Mary, Heidi, and I were chrismated on Pascha, 1998, in the village where Fr. Iustinian now serves. What a peace settled over us when we finally got out of the stormy seas of pluralistic, idiosyncratic, and eclectic Christianity and into the ark of the historic, original, continuing life of the Church! Heather chose to remain active in the Baptist high school and church, and having faced such trauma together over our conversion, we felt she needed the freedom to come to Orthodoxy if and when she is ready herself. Hannah was baptized a few weeks after Pascha of this year, 1999, just before turning twelve. It was a beautiful service, and a wonderful testimony to share with many who had taken their baptism for granted.
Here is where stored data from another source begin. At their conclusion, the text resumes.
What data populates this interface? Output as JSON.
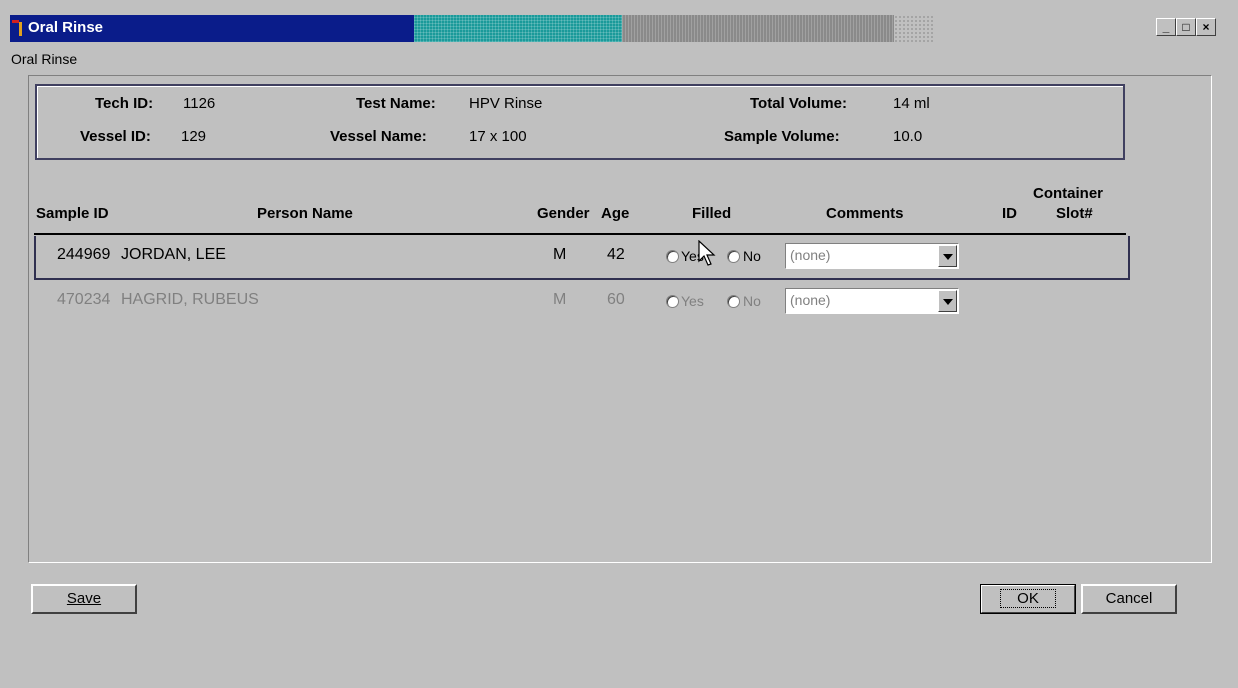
{
  "window": {
    "title": "Oral Rinse",
    "menu_label": "Oral Rinse"
  },
  "info": {
    "tech_id_label": "Tech ID:",
    "tech_id": "1126",
    "vessel_id_label": "Vessel ID:",
    "vessel_id": "129",
    "test_name_label": "Test Name:",
    "test_name": "HPV Rinse",
    "vessel_name_label": "Vessel Name:",
    "vessel_name": "17 x 100",
    "total_volume_label": "Total Volume:",
    "total_volume": "14 ml",
    "sample_volume_label": "Sample Volume:",
    "sample_volume": "10.0"
  },
  "columns": {
    "sample_id": "Sample ID",
    "person_name": "Person Name",
    "gender": "Gender",
    "age": "Age",
    "filled": "Filled",
    "comments": "Comments",
    "container": "Container",
    "id": "ID",
    "slot": "Slot#"
  },
  "rows": [
    {
      "sample_id": "244969",
      "name": "JORDAN, LEE",
      "gender": "M",
      "age": "42",
      "yes": "Yes",
      "no": "No",
      "comment": "(none)"
    },
    {
      "sample_id": "470234",
      "name": "HAGRID, RUBEUS",
      "gender": "M",
      "age": "60",
      "yes": "Yes",
      "no": "No",
      "comment": "(none)"
    }
  ],
  "buttons": {
    "save": "Save",
    "ok": "OK",
    "cancel": "Cancel"
  }
}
With this milestone, we feel we have come a step deeper into the peace of the Church and closed another chapter in our pilgrimage.

Conversion is not easy, either before or after Chrismation. There is so much to learn, and it is hard to go back to grammar school after a lifetime of leadership. In a way, it is like emigrating to a new country. You get your ticket and go; that is like being catechumens. Eventually you get your new citizenship; that is like Chrismation. But you still have to adapt to the new culture and find your place in it; that is like the ongoing process of working out your salvation once you are in the Church. Pat answers and instant solutions are not part of true Christianity. But there is a real opportunity for everyone who "strives for the prize" to attain the riches that our new Motherland offers us.

Does it mean that there are not stumbling blocks and snares in the Orthodox Church? No. There are obviously many citizens in this new land who languish in spiritual poverty and disease, who, while they have the citizenship, do not cultivate the characteristics and privileges it offers. But there are towering examples of "success" to point the way for us. Dying to everything that is false and unworthy, first of all in ourselves, we find ourselves reborn as more human, more real, more peaceful, more settled, more healed, more loving and forgiving, even while we remain sinners. This is what Orthodoxy is about. It offers us real holiness, regaining the lost likeness of God; and we are not just given theories, but also the wherewithal.

Fr. Rafail Noica, an eminent Romanian duhovnic and himself a convert to Orthodoxy, says that Orthodoxy is the true nature of man, "red, yellow, black, or white". When we come home to Orthodoxy, we "come to" our senses, we become our true selves. Lord, where else could we go?

Now we know why the Lord brought us to Romania. Our mission was to work out our own salvation with fear and trembling, and in so doing, to become a few more candles shining in the Church for those who, even in an Orthodox country, do not yet understand what their faith is all about. And perhaps for others who, like we were, are searching for something but don’t expect to find it in Orthodoxy.